Laodice.  Amore invano
chiesi da Siroe, e il suo disprezzo volli
con l’accusa punir.
Cosroe.  Tu ancor tradirmi?
Laodice. Sí, Cosroe, ecco la rea:
questa s’uccida, e l’innocente viva.
Cosroe. Innocente chi vuol la morte mia?
Viva chi t’innamora?
È reo di fellonia;
è reo perché ti piace, e vuo’ che mora.
Laodice. La vita d’un tuo figlio è sí gran dono,
ch’io temeraria sono,
se spero d’ottenerlo. A che giovate,
sembianze sfortunate?
Se placarti non sanno,
mai non m’amasti, e fu l’amore inganno.
Cosroe.
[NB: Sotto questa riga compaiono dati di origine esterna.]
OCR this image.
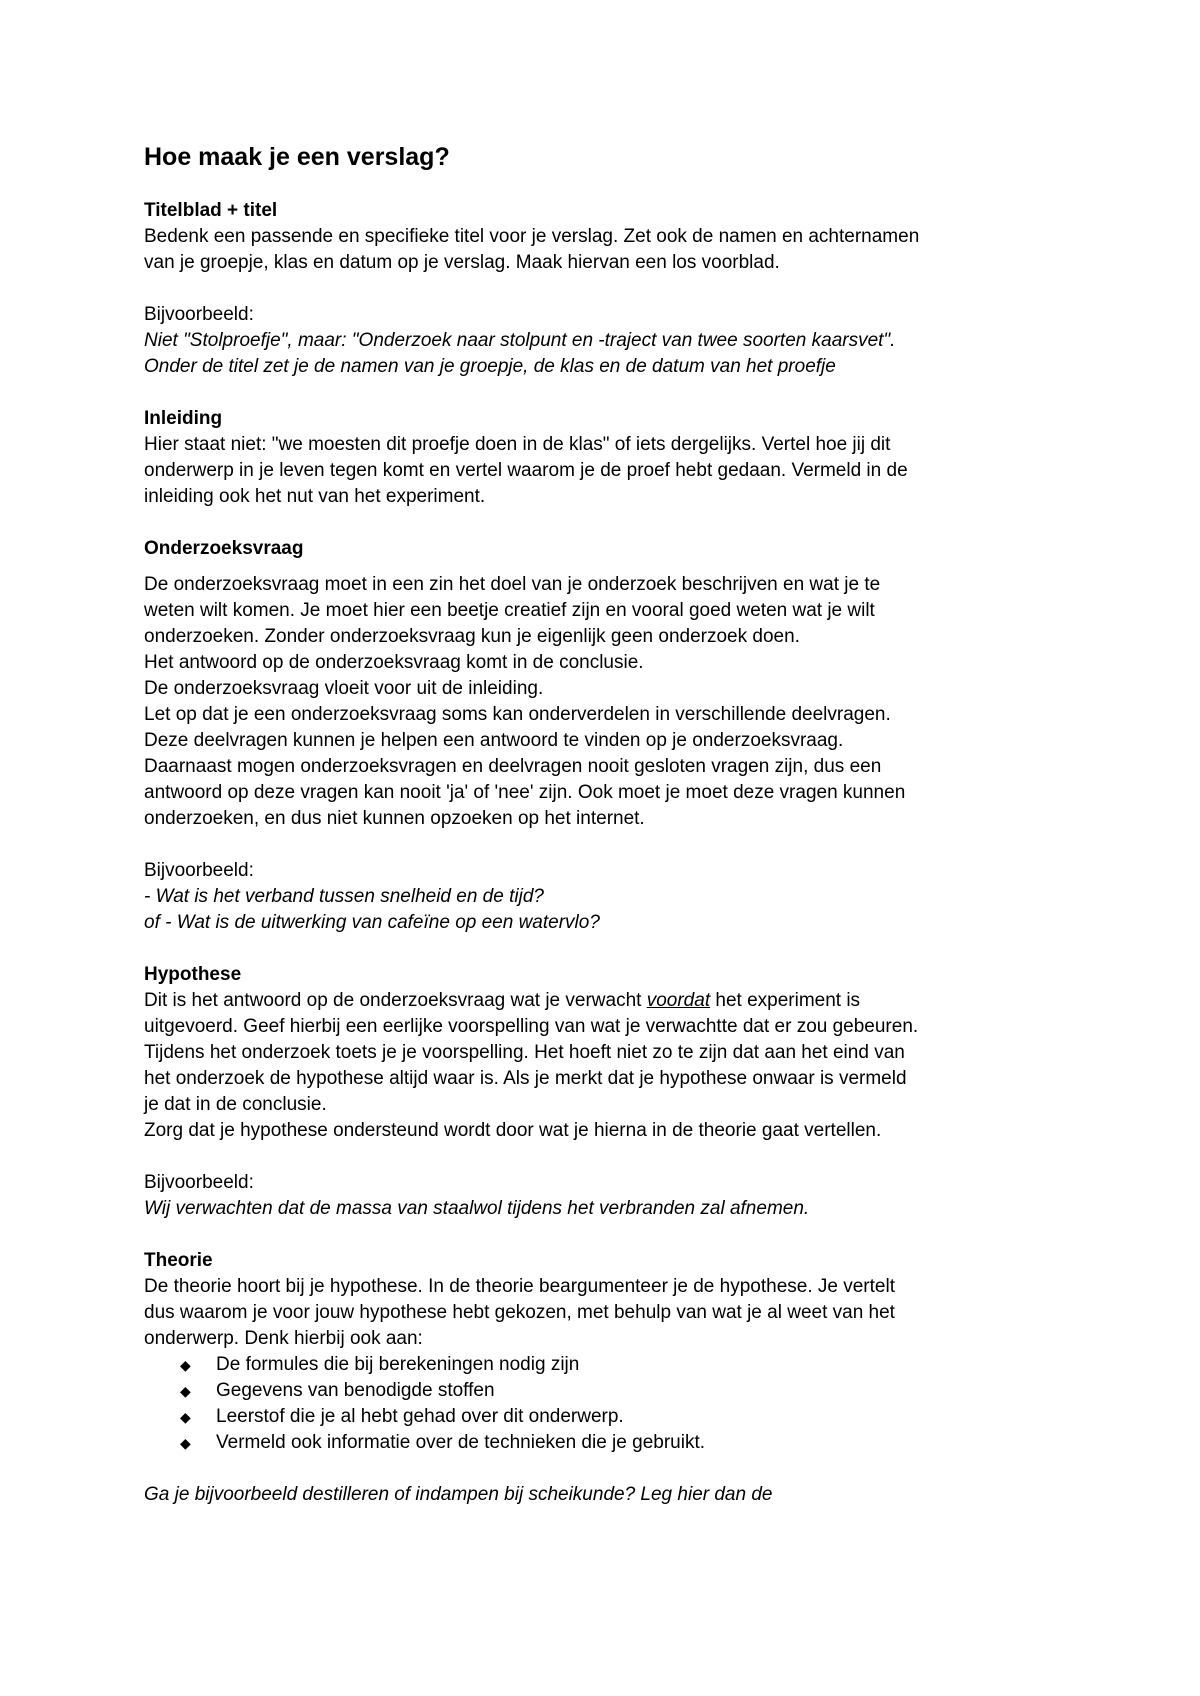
Hoe maak je een verslag?
Titelblad + titel

Bedenk een passende en specifieke titel voor je verslag. Zet ook de namen en achternamen

van je groepje, klas en datum op je verslag. Maak hiervan een los voorblad.

Bijvoorbeeld:

Niet "Stolproefje", maar: "Onderzoek naar stolpunt en -traject van twee soorten kaarsvet".

Onder de titel zet je de namen van je groepje, de klas en de datum van het proefje

Inleiding

Hier staat niet: "we moesten dit proefje doen in de klas" of iets dergelijks. Vertel hoe jij dit

onderwerp in je leven tegen komt en vertel waarom je de proef hebt gedaan. Vermeld in de

inleiding ook het nut van het experiment.

Onderzoeksvraag

De onderzoeksvraag moet in een zin het doel van je onderzoek beschrijven en wat je te

weten wilt komen. Je moet hier een beetje creatief zijn en vooral goed weten wat je wilt

onderzoeken. Zonder onderzoeksvraag kun je eigenlijk geen onderzoek doen.

Het antwoord op de onderzoeksvraag komt in de conclusie.

De onderzoeksvraag vloeit voor uit de inleiding.

Let op dat je een onderzoeksvraag soms kan onderverdelen in verschillende deelvragen.

Deze deelvragen kunnen je helpen een antwoord te vinden op je onderzoeksvraag.

Daarnaast mogen onderzoeksvragen en deelvragen nooit gesloten vragen zijn, dus een

antwoord op deze vragen kan nooit 'ja' of 'nee' zijn. Ook moet je moet deze vragen kunnen

onderzoeken, en dus niet kunnen opzoeken op het internet.

Bijvoorbeeld:

- Wat is het verband tussen snelheid en de tijd?

of - Wat is de uitwerking van cafeïne op een watervlo?

Hypothese

Dit is het antwoord op de onderzoeksvraag wat je verwacht voordat het experiment is

uitgevoerd. Geef hierbij een eerlijke voorspelling van wat je verwachtte dat er zou gebeuren.

Tijdens het onderzoek toets je je voorspelling. Het hoeft niet zo te zijn dat aan het eind van

het onderzoek de hypothese altijd waar is. Als je merkt dat je hypothese onwaar is vermeld

je dat in de conclusie.

Zorg dat je hypothese ondersteund wordt door wat je hierna in de theorie gaat vertellen.

Bijvoorbeeld:

Wij verwachten dat de massa van staalwol tijdens het verbranden zal afnemen.

Theorie

De theorie hoort bij je hypothese. In de theorie beargumenteer je de hypothese. Je vertelt

dus waarom je voor jouw hypothese hebt gekozen, met behulp van wat je al weet van het

onderwerp. Denk hierbij ook aan:

◆ De formules die bij berekeningen nodig zijn
◆ Gegevens van benodigde stoffen
◆ Leerstof die je al hebt gehad over dit onderwerp.
◆ Vermeld ook informatie over de technieken die je gebruikt.

Ga je bijvoorbeeld destilleren of indampen bij scheikunde? Leg hier dan de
Pur troppo, anima ingrata, io t’adorai.
Fin della Persia al trono
sollevarti volea; né tutto ho detto.
Ho mille cure in petto,
ti conosco infedele;
e pur, chi ’l crederia? nell’alma io sento
che sei gran parte ancor del mio tormento.
Laodice. Dunque alle mie preghiere
cedi, o signor. Sia salvo il prence, e poi
uccidimi, se vuoi. Sarò felice
se il mio sangue potrá...
Cosroe.  Parti, Laodice.
Chiedendo la sua vita,
colpa gli accresci, e il tuo pregar m’irríta.